Abstract: The discovery of integrability in the planar limit of the AdS5/CFT4 correspondence has led to impressive progress in the study of string theory and four-dimensional N=4 Super-Yang-Mills. In particular, with the formulation of the Quantum Spectral Curve (QSC) the spectral problem is now solved. The QSC has demonstrated its versatility and usefulness in various other applications, including the study of Wilson lines, conformal bootstrap, and the calculation of structure constants.It would be highly desirable to extend the QSC from AdS5/CFT4 to other instances of the AdS/CFT correspondence, a program so far only fully completed for AdS4/CFT3. Achieving this objective requires a solid understanding of the foundation of the QSC, a so-called analytic Q-system. In this thesis and the included papers, we investigate Q-systems and their algebraic and analytic properties. Inspired by the ODE/IM correspondence we propose Q-systems that encode the conserved charges of integrable models with a simply-laced symmetry algebra. In particular, for the case of D(r) a powerful parameterization of the Q-system using pure spinors is employed to efficiently solve compact rational spin chains and find T-functions solving Hirota equations. The extension from D(r) to the non-simply laced algebra B(2)/C(2) is explained and detailed.

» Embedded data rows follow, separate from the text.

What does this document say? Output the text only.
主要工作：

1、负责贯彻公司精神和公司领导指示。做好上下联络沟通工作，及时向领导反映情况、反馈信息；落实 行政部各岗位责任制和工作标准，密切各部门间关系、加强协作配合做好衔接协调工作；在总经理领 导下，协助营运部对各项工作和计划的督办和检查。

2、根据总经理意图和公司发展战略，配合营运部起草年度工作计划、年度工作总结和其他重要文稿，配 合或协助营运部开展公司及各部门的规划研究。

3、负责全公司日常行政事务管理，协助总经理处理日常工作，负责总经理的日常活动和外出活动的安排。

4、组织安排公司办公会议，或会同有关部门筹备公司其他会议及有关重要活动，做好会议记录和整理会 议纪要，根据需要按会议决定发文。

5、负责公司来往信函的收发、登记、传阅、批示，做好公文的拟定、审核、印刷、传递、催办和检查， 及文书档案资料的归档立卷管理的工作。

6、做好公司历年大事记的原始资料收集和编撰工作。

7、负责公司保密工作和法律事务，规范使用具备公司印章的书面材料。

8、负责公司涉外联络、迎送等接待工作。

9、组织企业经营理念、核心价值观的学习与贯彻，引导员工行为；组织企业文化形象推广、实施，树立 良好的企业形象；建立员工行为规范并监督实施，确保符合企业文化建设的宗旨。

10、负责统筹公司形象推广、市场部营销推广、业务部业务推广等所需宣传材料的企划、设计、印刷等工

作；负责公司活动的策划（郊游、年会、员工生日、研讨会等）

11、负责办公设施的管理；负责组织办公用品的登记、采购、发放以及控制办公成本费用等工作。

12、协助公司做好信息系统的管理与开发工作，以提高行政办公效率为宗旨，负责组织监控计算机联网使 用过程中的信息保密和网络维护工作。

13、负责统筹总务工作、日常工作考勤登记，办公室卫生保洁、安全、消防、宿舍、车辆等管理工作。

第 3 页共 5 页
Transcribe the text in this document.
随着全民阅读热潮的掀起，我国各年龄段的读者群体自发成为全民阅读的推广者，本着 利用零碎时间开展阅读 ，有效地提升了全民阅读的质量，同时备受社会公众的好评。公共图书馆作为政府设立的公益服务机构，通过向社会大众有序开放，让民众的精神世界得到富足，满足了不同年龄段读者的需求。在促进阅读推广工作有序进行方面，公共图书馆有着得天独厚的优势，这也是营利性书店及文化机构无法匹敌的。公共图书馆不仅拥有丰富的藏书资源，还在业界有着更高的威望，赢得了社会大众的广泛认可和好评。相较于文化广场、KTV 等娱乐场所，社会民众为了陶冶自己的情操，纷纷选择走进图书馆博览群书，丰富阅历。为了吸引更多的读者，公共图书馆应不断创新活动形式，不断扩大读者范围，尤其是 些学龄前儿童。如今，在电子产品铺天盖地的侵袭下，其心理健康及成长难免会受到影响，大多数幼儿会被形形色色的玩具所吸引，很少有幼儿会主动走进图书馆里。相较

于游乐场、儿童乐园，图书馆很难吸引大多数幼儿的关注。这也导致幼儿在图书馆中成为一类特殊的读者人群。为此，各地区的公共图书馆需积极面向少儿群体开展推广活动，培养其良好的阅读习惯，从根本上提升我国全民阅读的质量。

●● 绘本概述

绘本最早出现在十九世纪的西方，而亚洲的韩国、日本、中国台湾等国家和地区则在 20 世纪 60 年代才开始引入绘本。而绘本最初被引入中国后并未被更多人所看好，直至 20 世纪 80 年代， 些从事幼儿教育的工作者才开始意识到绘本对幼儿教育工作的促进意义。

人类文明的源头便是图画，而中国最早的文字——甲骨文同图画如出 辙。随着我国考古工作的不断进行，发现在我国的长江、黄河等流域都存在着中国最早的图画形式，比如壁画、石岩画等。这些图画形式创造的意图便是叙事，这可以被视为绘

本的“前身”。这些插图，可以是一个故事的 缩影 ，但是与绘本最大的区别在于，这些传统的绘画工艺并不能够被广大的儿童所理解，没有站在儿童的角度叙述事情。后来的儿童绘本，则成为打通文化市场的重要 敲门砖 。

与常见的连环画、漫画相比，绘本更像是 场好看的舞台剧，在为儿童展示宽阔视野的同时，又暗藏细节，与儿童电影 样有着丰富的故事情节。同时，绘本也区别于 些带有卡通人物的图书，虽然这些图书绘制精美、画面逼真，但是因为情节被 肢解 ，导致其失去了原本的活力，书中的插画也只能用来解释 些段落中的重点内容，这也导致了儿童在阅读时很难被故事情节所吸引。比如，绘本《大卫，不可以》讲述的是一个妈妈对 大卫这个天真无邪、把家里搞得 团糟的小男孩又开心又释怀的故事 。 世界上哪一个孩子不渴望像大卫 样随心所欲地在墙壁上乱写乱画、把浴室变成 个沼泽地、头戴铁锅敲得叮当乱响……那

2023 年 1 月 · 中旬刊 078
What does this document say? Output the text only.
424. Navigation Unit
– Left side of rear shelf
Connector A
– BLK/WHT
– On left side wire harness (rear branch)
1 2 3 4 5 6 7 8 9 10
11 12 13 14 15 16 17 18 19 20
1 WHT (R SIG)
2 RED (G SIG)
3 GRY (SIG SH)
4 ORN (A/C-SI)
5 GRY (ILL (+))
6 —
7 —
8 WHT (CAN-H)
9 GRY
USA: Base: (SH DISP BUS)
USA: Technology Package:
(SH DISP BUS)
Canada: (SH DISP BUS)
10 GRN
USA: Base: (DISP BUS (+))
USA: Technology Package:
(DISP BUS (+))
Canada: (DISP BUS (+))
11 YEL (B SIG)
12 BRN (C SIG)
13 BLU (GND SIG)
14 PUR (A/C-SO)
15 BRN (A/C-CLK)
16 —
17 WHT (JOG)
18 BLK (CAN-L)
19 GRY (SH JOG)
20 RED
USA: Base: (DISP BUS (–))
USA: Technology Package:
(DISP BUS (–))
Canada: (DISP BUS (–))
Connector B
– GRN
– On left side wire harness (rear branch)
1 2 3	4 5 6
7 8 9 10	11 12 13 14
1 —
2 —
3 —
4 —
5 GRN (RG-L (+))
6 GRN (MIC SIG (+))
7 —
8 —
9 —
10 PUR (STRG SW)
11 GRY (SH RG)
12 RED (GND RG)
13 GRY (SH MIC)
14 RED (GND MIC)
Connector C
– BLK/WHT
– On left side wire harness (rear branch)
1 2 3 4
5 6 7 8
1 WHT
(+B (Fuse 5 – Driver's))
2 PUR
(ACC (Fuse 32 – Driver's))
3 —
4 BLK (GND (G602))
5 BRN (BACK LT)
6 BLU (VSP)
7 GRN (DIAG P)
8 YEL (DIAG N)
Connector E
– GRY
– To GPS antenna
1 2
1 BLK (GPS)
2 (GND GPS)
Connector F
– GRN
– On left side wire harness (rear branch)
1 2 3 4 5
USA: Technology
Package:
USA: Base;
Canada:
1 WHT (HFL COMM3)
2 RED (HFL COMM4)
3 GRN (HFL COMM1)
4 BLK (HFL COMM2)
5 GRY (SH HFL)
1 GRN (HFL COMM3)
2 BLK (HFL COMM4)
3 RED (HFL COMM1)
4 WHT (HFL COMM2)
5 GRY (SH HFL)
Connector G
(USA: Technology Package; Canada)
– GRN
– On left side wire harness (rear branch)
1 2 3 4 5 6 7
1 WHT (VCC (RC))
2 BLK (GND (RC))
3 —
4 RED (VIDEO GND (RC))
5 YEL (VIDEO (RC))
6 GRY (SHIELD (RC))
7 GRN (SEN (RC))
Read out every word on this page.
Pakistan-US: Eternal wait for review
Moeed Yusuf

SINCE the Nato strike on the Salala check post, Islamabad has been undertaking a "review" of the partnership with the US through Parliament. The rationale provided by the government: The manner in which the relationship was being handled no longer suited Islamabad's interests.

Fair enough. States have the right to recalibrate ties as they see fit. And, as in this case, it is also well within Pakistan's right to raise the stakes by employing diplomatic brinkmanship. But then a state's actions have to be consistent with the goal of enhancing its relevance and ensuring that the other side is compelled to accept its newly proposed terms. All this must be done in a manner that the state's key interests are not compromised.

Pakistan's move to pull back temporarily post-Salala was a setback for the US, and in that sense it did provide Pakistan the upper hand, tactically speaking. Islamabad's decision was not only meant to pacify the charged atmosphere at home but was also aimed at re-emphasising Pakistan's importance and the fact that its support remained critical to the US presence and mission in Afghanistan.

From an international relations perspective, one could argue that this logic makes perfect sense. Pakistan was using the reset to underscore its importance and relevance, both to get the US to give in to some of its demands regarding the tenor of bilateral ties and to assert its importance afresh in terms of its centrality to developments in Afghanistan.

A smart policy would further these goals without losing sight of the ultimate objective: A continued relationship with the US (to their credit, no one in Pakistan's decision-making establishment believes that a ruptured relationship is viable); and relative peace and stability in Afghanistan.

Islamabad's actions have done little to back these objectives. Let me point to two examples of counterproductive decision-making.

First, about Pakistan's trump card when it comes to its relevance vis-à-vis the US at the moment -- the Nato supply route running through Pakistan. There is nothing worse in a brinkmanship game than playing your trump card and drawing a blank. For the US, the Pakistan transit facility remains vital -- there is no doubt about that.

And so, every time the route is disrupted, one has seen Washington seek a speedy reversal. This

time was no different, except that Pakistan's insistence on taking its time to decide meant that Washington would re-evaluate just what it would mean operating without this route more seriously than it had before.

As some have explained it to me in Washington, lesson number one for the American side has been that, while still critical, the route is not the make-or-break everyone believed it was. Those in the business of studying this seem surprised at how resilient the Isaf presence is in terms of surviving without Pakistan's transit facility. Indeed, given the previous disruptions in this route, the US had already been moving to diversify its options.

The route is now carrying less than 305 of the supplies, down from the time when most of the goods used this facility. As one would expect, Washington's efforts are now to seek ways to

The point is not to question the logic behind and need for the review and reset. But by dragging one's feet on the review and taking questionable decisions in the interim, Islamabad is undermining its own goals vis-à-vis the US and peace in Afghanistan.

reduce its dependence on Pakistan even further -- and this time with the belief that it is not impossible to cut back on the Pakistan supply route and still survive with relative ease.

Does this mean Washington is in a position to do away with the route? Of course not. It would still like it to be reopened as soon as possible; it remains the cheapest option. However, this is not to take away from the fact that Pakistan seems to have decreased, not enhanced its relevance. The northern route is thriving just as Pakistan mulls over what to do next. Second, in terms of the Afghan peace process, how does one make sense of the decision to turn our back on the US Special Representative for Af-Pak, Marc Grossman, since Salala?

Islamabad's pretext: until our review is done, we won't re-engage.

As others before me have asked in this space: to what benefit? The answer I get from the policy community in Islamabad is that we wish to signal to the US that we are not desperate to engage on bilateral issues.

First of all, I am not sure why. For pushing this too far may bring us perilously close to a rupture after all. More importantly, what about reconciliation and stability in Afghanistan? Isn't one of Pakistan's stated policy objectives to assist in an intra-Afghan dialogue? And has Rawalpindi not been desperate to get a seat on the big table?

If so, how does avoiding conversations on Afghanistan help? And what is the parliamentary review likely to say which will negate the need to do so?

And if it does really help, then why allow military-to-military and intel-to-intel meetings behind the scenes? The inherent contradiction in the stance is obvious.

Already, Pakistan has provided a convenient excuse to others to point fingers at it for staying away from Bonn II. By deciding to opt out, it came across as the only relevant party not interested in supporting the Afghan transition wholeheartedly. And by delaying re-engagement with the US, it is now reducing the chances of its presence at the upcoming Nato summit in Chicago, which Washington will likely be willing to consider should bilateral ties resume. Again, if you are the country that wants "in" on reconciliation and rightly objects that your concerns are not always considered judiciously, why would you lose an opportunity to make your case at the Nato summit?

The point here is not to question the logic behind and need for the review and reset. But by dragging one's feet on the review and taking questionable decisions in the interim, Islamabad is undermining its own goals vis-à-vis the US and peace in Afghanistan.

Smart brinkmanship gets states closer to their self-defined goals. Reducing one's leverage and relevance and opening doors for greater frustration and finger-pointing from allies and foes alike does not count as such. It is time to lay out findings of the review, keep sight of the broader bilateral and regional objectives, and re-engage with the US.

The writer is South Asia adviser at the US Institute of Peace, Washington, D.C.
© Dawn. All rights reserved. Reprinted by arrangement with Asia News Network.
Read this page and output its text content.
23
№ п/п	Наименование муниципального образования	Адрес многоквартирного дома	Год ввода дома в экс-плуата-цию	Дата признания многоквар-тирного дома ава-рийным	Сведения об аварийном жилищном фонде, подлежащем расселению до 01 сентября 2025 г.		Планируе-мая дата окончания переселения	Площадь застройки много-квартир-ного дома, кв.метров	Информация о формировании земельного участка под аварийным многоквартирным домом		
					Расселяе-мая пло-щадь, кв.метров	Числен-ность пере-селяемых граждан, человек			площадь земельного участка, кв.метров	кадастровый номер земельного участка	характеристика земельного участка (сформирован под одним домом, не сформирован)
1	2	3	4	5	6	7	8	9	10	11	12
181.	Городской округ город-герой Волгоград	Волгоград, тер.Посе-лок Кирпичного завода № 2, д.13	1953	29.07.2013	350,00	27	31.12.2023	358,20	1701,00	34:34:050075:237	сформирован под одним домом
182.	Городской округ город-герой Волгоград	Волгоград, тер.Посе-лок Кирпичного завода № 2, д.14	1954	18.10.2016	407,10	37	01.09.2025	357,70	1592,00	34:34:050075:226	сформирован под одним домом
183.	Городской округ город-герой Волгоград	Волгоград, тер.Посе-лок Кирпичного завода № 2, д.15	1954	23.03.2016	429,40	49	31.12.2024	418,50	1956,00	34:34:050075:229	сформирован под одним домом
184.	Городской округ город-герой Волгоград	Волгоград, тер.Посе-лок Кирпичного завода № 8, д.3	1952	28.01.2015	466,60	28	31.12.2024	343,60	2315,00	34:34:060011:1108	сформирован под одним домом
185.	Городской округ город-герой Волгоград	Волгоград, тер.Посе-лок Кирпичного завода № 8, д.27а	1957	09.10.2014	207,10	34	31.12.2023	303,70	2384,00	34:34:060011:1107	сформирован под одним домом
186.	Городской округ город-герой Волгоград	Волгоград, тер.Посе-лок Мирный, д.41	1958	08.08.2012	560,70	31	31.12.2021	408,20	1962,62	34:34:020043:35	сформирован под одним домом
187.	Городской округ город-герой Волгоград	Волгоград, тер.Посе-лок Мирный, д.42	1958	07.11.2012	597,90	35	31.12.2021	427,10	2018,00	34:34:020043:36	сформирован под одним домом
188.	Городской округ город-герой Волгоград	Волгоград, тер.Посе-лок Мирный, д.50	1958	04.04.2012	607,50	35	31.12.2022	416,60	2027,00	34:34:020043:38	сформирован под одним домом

While many features are similar the relation between the symmetry of the Q-system and that of the integrable model becomes more intricate. By introducing a new method dubbed Monodromy Bootstrap we construct new Quantum Spectral Curves based on gl(2|2). In particular, one curve is conjectured to describe planar string theory on AdS3 with pure RR-flux. We solve the curve in a weak coupling limit both analytically and numerically.We also discuss the problem of finding the eigenvalue spectrum of operators on the squashed seven-sphere coming from the compactification of eleven-dimensional supergravity. These eigenvalues are of importance for the mass spectrum of fields in AdS4.